Neclacım gönderdiğin haberi aldım tatlım çok güzel duygular içindeyim seni ve meltemi çok seviyorum.Sanal ortamdaki arkadaşlıklara esef le bakardım:)
göz göze gelmeyince nasıl bir arkadaşlık ki bu diye:)fakat oluyormuş sevecen insanların duyguları sanal falan dinlemeyip aynen aktarılabiliyormuş.çok utanıyorum böyle düşündüğüm için:))
çilekli tart her defasında gördüğümde sanki uzanıp alıyormuşum gibi oluyor canım:)
kocaman öpüyorum seni ve evlatları.

cimcime dedi ki...

Blogunuzda tariflerinizin güzelliği bir yana, çok da güzel yazıyorsunuz.

İnsanlarımızın bu güzelliklerden haberi olsu diye; beğendiğim blogunuza maydanoz blog topluluğu arasında tanıtımı için zevklen bir sayfa ayırdım.

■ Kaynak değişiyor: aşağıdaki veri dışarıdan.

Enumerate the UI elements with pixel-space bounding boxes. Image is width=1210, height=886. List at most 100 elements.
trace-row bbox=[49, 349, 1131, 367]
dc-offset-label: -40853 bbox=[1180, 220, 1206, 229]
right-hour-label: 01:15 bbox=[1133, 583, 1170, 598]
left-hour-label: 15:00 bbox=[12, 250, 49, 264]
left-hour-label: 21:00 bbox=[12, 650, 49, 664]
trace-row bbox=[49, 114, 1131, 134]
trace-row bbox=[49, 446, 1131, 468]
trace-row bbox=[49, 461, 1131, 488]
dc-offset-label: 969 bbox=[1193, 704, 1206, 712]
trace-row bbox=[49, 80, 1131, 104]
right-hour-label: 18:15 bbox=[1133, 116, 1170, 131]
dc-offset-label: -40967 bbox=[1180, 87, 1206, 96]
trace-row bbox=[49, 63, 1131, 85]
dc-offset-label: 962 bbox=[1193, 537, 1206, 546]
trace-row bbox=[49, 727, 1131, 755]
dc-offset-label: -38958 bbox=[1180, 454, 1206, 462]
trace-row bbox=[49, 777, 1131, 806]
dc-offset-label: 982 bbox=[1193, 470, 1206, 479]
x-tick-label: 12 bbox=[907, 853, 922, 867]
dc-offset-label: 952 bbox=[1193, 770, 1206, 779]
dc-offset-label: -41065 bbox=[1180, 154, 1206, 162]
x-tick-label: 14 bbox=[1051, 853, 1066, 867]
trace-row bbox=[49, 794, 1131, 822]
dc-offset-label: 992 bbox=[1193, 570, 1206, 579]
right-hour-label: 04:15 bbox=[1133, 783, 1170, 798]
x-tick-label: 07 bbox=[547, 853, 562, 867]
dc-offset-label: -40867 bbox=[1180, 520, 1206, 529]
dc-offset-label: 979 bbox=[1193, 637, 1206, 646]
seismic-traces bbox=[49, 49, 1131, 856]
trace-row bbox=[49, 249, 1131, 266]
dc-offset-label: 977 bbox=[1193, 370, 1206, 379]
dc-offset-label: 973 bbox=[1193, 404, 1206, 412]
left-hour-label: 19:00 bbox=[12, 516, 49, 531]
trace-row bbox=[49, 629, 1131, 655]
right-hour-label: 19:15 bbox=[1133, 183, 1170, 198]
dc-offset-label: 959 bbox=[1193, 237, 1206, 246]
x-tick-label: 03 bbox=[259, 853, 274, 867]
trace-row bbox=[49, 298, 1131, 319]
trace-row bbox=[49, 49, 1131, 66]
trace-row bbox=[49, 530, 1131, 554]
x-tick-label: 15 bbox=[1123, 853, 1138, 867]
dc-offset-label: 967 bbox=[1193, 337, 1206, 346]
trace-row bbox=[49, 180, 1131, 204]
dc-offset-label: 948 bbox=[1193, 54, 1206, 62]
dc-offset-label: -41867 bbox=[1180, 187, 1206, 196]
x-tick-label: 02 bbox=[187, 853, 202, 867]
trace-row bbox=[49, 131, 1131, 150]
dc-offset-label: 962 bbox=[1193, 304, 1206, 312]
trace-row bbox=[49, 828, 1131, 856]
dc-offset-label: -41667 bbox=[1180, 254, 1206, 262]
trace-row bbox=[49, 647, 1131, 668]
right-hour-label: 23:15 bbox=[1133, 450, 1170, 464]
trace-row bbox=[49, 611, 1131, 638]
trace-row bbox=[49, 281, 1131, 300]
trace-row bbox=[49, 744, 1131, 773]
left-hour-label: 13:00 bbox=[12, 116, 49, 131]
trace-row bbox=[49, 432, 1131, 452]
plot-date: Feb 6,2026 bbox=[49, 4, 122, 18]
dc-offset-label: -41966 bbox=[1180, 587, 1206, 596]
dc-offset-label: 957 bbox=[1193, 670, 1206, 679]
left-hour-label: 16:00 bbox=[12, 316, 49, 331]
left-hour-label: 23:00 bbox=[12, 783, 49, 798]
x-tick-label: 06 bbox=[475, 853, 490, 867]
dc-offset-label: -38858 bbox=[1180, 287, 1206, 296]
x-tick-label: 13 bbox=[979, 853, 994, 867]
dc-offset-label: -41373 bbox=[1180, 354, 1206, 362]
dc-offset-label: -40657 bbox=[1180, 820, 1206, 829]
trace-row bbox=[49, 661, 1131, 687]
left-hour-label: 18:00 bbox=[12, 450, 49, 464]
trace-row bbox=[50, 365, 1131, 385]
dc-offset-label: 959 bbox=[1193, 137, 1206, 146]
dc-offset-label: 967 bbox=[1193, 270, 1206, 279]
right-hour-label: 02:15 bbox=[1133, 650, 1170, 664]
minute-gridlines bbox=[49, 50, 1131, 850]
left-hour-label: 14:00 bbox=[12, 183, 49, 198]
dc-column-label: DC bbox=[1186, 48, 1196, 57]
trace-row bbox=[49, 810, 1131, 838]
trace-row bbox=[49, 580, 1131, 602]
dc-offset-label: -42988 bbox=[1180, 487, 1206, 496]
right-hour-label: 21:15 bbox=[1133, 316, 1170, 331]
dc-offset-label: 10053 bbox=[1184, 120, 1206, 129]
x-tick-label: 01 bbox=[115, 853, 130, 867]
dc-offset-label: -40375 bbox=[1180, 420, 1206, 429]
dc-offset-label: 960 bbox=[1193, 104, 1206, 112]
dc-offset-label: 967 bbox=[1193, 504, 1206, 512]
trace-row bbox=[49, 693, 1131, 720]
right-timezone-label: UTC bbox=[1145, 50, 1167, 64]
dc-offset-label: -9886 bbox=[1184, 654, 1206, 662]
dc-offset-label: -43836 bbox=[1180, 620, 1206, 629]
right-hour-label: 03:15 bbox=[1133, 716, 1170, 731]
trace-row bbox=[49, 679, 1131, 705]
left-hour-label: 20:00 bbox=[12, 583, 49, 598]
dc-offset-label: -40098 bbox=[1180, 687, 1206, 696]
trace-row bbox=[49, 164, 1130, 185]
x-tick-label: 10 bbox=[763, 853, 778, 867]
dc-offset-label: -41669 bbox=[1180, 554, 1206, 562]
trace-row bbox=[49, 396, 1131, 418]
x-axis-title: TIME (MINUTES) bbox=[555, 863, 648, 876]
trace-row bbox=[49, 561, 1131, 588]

Haberiniz olsun istedim, selamlar.

ipek dedi ki...

Neclacım hem siz hem çocuklar çok şanslıymış bahçe konusunda. Şu anda çoğumuzun özlemi zaten bahçeli ev. Çoluk çocuk olunca iyice depreşiyor bu özlem. Yani siz şanslı azınlıktaymışsınız, hele ki kendi yetiştirdiğiniz meyveler sebzeler...
Tart çok lezzetli görünüyor. Ellerine sağlık.

NEŞELİ MUTFAK dedi ki...

benim çocukluğun da rengarenk çiçekler ve meyvelerin oldugu bir yerde geçti hala içimdedir o güzelliklerin tadı bir çocuk için bundan güzel bir yaşam ortamı olabilir mi? şimdi beton binalar arasında nefes alamıyoruz.
tart çok nefis görünüyor ellerine sağlık sevgiler

Tinker Bell dedi ki...

Benim hayallerimin yazıya dökülmüş hali.Bir gün çocuğum olduğunda çilek bahçesinde koşturabilecekmi?Yoksa benim gibi çileğin ağaçta yetişmediğini ilkokuldamı öğrenecek?
Ellerine sağlık,tart konusunda bir türlü başarılı olamasamda bu tarifide mutlaka deneyeceğim.Çilekler bitmek üzere...

ÖZGÜLÜN TARİFLERİ dedi ki...

Ellerinize saglik cilekli tart nefis gorunuyor.

Sevgilerr.

mutfaktakizaman dedi ki...

ellerine saglik canim bayilirimm hmmm nasilda cekici duruyor oyleee...

Adsız dedi ki...

Cilekli tart cok sahane olmus, ellerine saglik. sevgilerimle.